Holly Koons McCullough is the director and curator at the Greater Reston Arts Center, where she oversees the administration and development of the organization, as well as six to eight changing exhibitions annually. Prior to relocating to Northern Virginia in 2011, she served as the Director of Collections and Exhibitions at the Telfair Museum of Art in Savannah, Georgia, where she was responsible for the care, display, and interpretation of the Telfair’s collection of nearly 5,000 works of fine and decorative art, as well as an ambitious schedule of twelve to sixteen changing exhibitions annually. During her fifteen-year tenure at the Telfair, McCullough developed and presented dozens of exhibitions. Major accomplishments included the publication of the Telfair’s first collection catalogue; the acquisition of several major works for the collection; and spearheading the organization of the Telfair’s first internationally-traveling exhibition, Dutch Utopia: American Artists in Holland, 1880-1914. She holds a B.A. from the University of Georgia in English and art history, and a M.A. in art history from the University of Notre Dame.

Juror's Statement -

The Colored Pencil Society of America’s Explore This! 12 exhibition is an impressive revelation of the talent galvanized by CPSA. In my twenty years of experience curating and jurying exhibitions, it is only rarely that I have come across such a consistent and competent pool of works.  I was impressed by both the diversity and quality of the submissions, which made winnowing the entries down to the required number no easy task.
In selecting pieces for the exhibition, I noted with appreciation the skill manifest in the crisp still lifes, spectacular landscapes, thoughtful portraits, abstract compositions, and other varied approaches represented within the wide range of submissions. However, I was especially drawn to those works that utilized colored pencils in ways that were unanticipated.  Elaborate, seamless abstractions that suggested impossible depths; edgy portraits juxtaposed against bright, flat backgrounds; and daring combinations of colored pencil with a variety of other media.

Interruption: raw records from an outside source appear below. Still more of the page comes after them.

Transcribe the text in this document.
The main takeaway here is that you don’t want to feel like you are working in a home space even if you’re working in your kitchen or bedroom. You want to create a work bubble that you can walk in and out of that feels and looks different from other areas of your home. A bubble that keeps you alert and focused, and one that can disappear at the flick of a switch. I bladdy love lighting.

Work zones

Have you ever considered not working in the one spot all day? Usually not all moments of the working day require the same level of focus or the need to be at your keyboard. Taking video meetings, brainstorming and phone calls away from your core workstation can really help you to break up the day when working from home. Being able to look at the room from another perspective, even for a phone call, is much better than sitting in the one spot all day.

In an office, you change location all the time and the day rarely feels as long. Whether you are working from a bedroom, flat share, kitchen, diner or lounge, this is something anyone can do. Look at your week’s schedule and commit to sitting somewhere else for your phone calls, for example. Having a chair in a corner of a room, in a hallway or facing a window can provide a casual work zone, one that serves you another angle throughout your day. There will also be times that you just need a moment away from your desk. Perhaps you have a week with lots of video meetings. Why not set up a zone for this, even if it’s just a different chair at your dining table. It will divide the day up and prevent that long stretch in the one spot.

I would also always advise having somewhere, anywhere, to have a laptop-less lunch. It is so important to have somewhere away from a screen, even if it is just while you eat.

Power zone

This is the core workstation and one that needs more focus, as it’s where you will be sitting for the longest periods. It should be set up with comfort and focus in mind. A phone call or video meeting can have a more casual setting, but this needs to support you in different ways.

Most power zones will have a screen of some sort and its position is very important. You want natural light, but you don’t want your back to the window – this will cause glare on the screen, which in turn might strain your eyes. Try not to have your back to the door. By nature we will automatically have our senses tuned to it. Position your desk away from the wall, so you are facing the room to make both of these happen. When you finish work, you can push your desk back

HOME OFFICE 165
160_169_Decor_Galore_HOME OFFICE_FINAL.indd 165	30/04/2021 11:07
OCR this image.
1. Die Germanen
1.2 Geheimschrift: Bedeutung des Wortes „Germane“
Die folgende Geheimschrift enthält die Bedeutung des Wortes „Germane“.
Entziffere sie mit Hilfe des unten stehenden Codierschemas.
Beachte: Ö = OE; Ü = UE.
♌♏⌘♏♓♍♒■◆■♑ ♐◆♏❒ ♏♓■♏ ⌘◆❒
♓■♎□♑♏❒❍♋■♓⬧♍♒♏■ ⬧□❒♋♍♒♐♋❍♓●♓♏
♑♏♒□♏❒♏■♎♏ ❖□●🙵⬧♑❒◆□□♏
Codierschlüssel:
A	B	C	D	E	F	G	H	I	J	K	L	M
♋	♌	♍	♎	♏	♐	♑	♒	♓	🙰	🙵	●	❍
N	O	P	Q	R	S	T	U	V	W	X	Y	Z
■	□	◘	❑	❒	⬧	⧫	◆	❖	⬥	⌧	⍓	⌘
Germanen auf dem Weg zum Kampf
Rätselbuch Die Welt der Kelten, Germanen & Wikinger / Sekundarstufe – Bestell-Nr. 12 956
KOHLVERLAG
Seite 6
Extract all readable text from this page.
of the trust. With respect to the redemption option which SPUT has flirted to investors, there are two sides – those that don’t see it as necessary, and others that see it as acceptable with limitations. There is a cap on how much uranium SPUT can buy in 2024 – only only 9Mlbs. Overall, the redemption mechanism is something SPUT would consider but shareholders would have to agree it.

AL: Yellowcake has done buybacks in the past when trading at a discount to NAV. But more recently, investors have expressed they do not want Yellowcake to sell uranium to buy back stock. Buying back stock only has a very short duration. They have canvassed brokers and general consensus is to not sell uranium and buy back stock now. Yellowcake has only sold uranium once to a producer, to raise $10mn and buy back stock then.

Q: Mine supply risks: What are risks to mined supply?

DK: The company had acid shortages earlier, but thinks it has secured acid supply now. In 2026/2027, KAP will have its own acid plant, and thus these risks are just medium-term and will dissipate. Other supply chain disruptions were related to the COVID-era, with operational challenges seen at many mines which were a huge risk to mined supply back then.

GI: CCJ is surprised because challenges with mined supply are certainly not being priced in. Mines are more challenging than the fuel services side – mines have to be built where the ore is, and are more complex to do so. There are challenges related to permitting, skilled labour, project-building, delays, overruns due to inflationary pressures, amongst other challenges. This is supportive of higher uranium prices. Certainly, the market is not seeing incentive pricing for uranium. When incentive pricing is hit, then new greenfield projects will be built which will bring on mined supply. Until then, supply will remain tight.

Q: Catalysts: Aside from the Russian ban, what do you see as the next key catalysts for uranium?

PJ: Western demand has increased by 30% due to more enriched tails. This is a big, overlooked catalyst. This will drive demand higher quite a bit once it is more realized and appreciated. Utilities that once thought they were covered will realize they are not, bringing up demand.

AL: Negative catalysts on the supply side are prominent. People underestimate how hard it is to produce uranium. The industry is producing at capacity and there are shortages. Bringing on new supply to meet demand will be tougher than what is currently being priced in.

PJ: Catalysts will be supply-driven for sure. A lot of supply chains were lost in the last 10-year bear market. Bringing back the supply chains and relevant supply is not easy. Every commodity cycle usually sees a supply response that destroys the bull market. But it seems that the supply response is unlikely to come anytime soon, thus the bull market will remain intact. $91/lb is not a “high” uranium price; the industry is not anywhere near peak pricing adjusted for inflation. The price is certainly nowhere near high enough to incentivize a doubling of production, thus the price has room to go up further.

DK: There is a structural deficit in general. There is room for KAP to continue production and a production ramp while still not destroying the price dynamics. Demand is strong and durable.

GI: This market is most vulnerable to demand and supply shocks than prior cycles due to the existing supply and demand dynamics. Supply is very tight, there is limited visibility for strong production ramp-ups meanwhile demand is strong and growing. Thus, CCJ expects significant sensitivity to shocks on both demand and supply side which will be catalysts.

Colored pencils were not widely available as an artistic medium until the 1920s, with Prismacolors making their debut in the late 1930s. The proliferation of the medium since that time is quite remarkable, given its relatively short history. The existence of the Colored Pencil Society of America to foster excellence, education, and credibility for the medium has clearly produced excellent dividends. If the Explore This! 12 exhibition is any measure, the medium has a long and illustrious future ahead of it.